Alison Green, PhD, head of laboratory sciences at Scottish Brain Sciences, discusses recent developments in AD blood tests

There is increasing evidence that blood-based Alzheimer’s disease (AD) tests have the potential for early diagnosis, however there is little information on how these tests perform in the real world. The Scottish Brain Sciences (SBS) laboratory at the University of St Andrews has partnered with Roche Diagnostics to assess the performance of blood tests for AD. The lab aims to determine, through the IONA Longitudinal Cohort Study, how the phosphorylated tau (p-tau) biomarker performs as a predictor of AD, among other key questions. Alison Green, PhD, head of laboratory sciences at the SBS lab, discusses recent developments in AD blood tests and what their future could hold.

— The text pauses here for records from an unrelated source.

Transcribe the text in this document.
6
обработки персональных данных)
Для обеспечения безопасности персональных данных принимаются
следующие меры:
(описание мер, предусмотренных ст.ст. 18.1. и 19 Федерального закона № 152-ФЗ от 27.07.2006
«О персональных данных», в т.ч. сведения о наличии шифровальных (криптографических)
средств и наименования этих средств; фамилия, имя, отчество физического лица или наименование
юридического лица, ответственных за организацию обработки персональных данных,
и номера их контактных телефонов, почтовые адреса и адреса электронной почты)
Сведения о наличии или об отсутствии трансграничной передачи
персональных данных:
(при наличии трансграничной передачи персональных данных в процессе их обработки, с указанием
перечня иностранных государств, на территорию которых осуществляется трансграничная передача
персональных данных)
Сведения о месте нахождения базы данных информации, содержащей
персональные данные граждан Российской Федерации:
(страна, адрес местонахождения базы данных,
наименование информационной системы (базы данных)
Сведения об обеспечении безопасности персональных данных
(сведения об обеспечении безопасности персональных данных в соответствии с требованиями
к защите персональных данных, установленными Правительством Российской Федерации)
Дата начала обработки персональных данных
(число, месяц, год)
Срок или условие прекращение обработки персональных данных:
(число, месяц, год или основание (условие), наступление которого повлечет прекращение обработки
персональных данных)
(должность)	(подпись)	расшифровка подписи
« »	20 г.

Q: What are some key recent developments in Alzheimer’s blood tests?

A: The most recent is the increasing evidence that these blood-based biomarkers, which are based primarily on p-tau, are quite useful for detecting the very earliest changes of AD, such as the deposition of beta-amyloid. The next steps are trying to work out how they can be used, moving them from research cohorts into clinical practice, and assessing how they’re going to function in a clinical setting and what they actually mean. The current evidence is that most people with early evidence of beta-amyloid will progress at some point, but this is in research settings. In the clinical setting—or real world—this is where the evaluations of these tests need to happen now.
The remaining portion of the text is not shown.